Columbia High School Music Director Craig Ryterski is entering the coda of his career.
After 28 years of teaching music at CHS, he will retire on June 2.
“I’m enjoying every last day,” Ryterski said with a smile.
Before coming to Columbia, Ryterski taught music for eight years, including six years at Mater Dei Catholic High School in Breese and two years in Craig, Colo.
He was in Colorado when he learned the previous CHS music director, Mike Beczkla, had been promoted to principal of Parkview Elementary School.
“I said to my wife, ‘if we ever move back here, Columbia would be a really good district to build a program in because it was a fledgling program with a lot of numbers, but they hadn’t done a lot of stuff,’” Ryterski said. “It had a good base.”
Ryterski also liked that Columbia was a growing community, meaning he did not have to worry about budget cuts to the music program and that the lack of highly competitive events would allow him to focus on the music.
So, he came back to Illinois and began growing Columbia’s program as he wanted.
That included having hundreds of students compete in the state solo ensemble contest, helping a handful of students become state all-star musicians, forming a jazz band, and creating two concert bands.
“These are all things I’m really proud of,” Ryterski said. “We really focused on training kids.”
Working with those children and their parents has been one of the highlights of Ryterski’s career.
He noted about a dozen of his former students have gone on to become band directors themselves – including his replacement.
“The kids have kept me young at heart and young physically,” Ryterski said. “We have the most ridiculous conversations and the greatest amount of fun in class, and yet we still get work done. It’s a beautiful thing.”
Retaining students, however, has been an long-time challenge of Ryterski’s career.

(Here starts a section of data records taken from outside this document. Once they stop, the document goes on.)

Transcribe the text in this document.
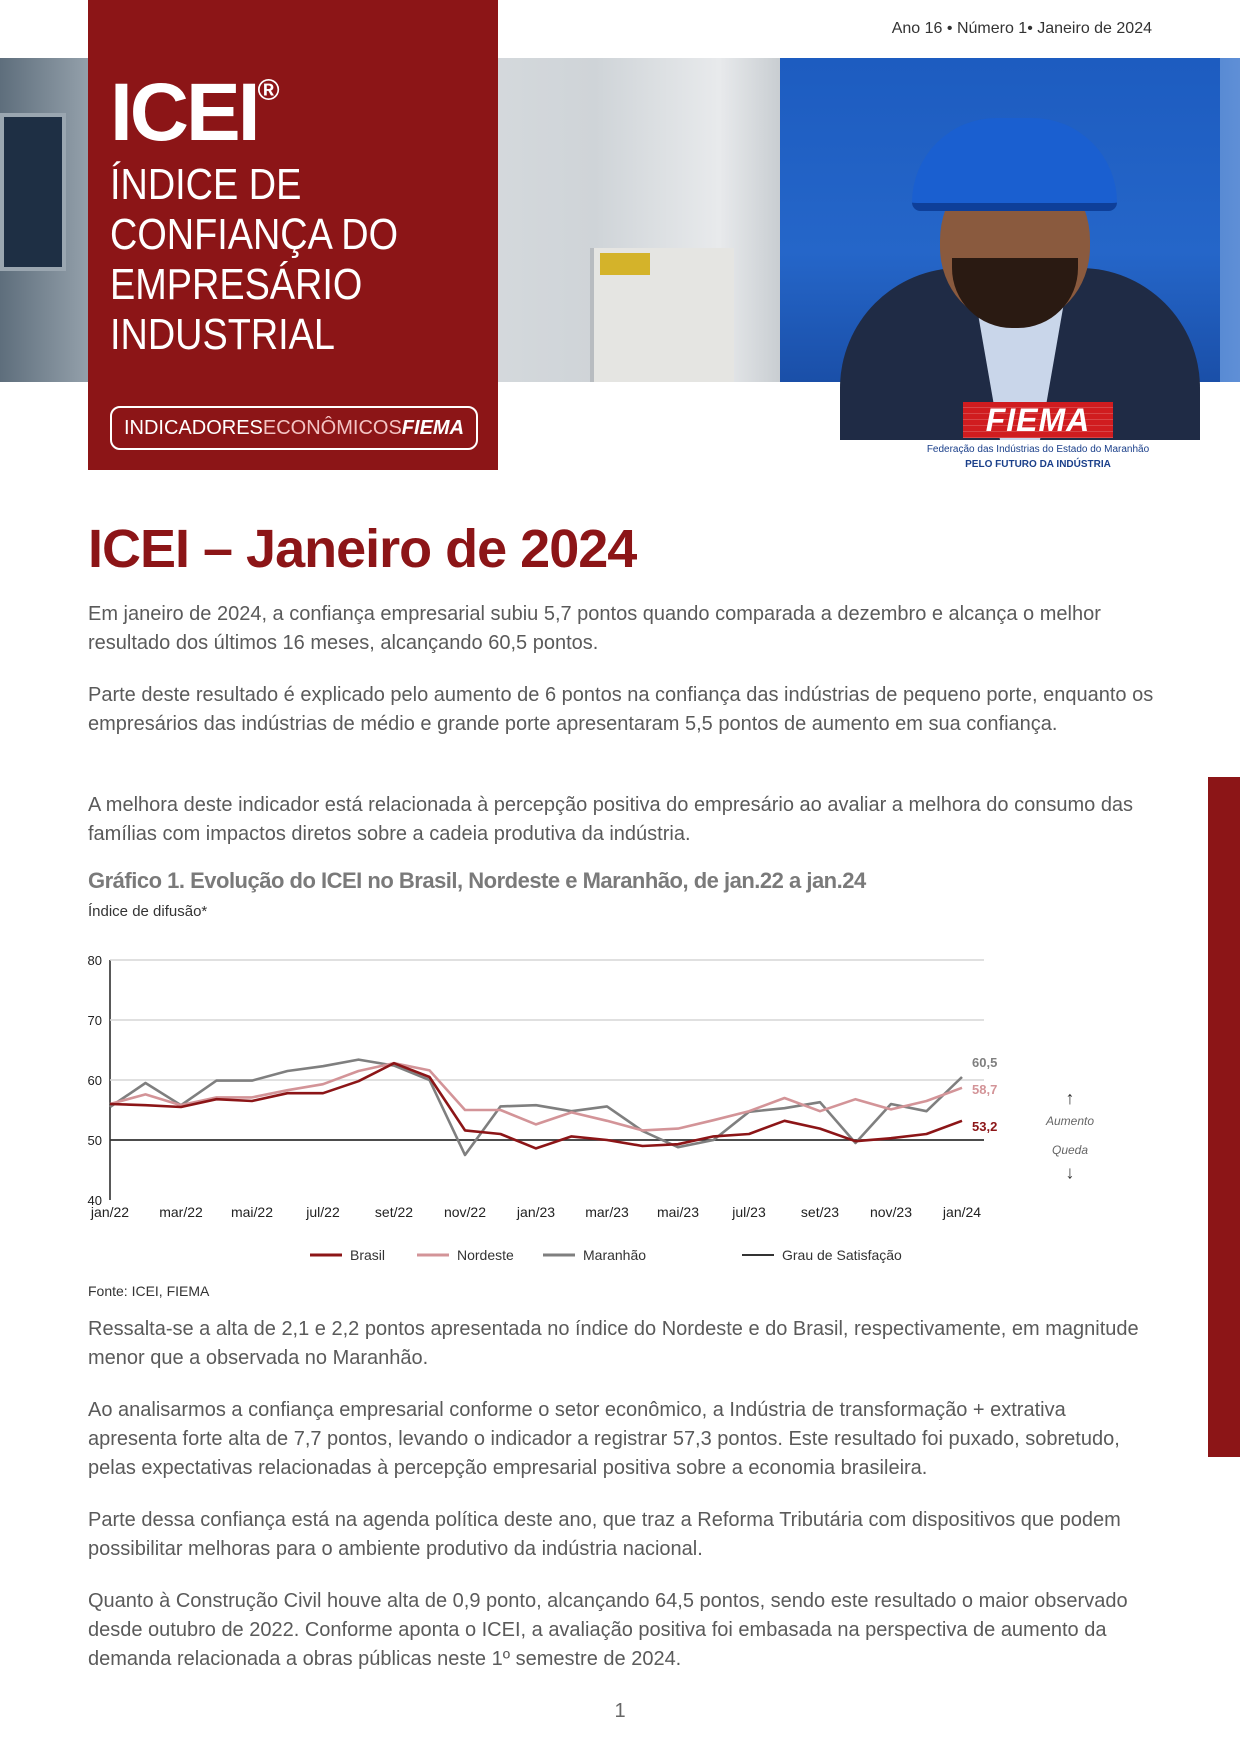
Ano 16 • Número 1• Janeiro de 2024
ICEI®
ÍNDICE DE CONFIANÇA DO EMPRESÁRIO INDUSTRIAL
INDICADORESECONÔMICOSFIEMA	FIEMA
Federação das Indústrias do Estado do Maranhão
PELO FUTURO DA INDÚSTRIA
ICEI – Janeiro de 2024

Em janeiro de 2024, a confiança empresarial subiu 5,7 pontos quando comparada a dezembro e alcança o melhor resultado dos últimos 16 meses, alcançando 60,5 pontos.

Parte deste resultado é explicado pelo aumento de 6 pontos na confiança das indústrias de pequeno porte, enquanto os empresários das indústrias de médio e grande porte apresentaram 5,5 pontos de aumento em sua confiança.

A melhora deste indicador está relacionada à percepção positiva do empresário ao avaliar a melhora do consumo das famílias com impactos diretos sobre a cadeia produtiva da indústria.

Gráfico 1. Evolução do ICEI no Brasil, Nordeste e Maranhão, de jan.22 a jan.24
Índice de difusão*
40
50
60
70
80
jan/22 mar/22 mai/22 jul/22	set/22 nov/22 jan/23 mar/23 mai/23 jul/23	set/23 nov/23 jan/24
53,2
58,7
60,5
↑
Aumento
Queda
↓
Brasil	Nordeste	Maranhão	Grau de Satisfação
Fonte: ICEI, FIEMA

Ressalta-se a alta de 2,1 e 2,2 pontos apresentada no índice do Nordeste e do Brasil, respectivamente, em magnitude menor que a observada no Maranhão.

Ao analisarmos a confiança empresarial conforme o setor econômico, a Indústria de transformação + extrativa apresenta forte alta de 7,7 pontos, levando o indicador a registrar 57,3 pontos. Este resultado foi puxado, sobretudo, pelas expectativas relacionadas à percepção empresarial positiva sobre a economia brasileira.

Parte dessa confiança está na agenda política deste ano, que traz a Reforma Tributária com dispositivos que podem possibilitar melhoras para o ambiente produtivo da indústria nacional.

Quanto à Construção Civil houve alta de 0,9 ponto, alcançando 64,5 pontos, sendo este resultado o maior observado desde outubro de 2022. Conforme aponta o ICEI, a avaliação positiva foi embasada na perspectiva de aumento da demanda relacionada a obras públicas neste 1º semestre de 2024.

1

He said there is a misconception among teens and parents that they must choose between activities like athletics and music.
“I pride myself on accommodating these students who want to do athletics and music at the same time,” Ryterski said. “I don’t think it’s fair to make students choose when they have talent in the arts and athletics.”
That same false choice exists, Ryterski said, between academically rigorous classes and music courses.
“There’s a pressure on kids to be in the academic classes at the expense of being in the classes that give them fulfillment as a human being,” Ryterski explained. “I understand the tremendous power of music and what it does to these kids. Some kids are only coming to school for this class, and I’ve had hundreds of them tell me that.”
For their part, Ryterski’s students sang his praises.
“He cares a lot about his students,” said Morgan Seals, a senior who plays tuba and bass guitar. “He wants us all to succeed.”
That includes personal help for students, which can involve helping them prepare for individual competitions or encouraging them to excel.
“Before and, like in my middle school years, I maybe knew one or two notes on the clarinet,” said Oliver Romero, a senior who also plays the alto saxophone and serves as CHS drum major. “He really pushed me to be the best I can be… He really helped me improve my musicianship tremendously. He does that with everybody.”
Seals and Romero, both of whom have worked with Ryterski for about four years, also said his legacy will continue after his retirement.
“Students next year going into high school who are never going to met him, they really missed something,” Romero said. “Everybody loves him. He makes it a blast.”
“He’s definitely made a huge impact on the environment at Columbia,” Seals agreed. “He makes everyone feel at home. Even when they hire someone else, that won’t change.”
The community can hear Romero, Seals and the rest of Ryterski’s final class perform at the final two concerts this year.
The CHS jazz band performs May 5, while the full band performs May 10. The former concert is for family only, but it will be broadcast online.
Ryterski said he expects those performances to be emotional experiences.
“The older I’ve gotten, the more I get attached to these seniors. This year, everybody’s a senior for me, even if they’re a freshman,” he said. “It’s like saying goodbye to your children.”
“I will miss being able to create art,” Ryterski added. “In music, you literally create art out of nothing, out of air.”
Ryterski said he is not aware of any special send-off plans for him, and he said it would be fine if students and parents did not make too big of a deal about his retirement.
“I’m kind of a ‘ride off into the sunset’ type of guy,” he noted. “I’m not a guy who requires the limelight. I get my jollies watching my kids perform and watching them excel.”
Once he retires, Ryterski said he plans to continue pursuing his passions as an outdoorsman and fitness fanatic.
He also plans to work part-time as a substitute teacher or music teacher in a parochial school.
“I’m going to get my saxophone chops up and play a little bit of jazz,” Ryterski said. “Or if I can find a rhythm and blues band that’s looking for a sax player, that would be great, too, because I now have the time to play.”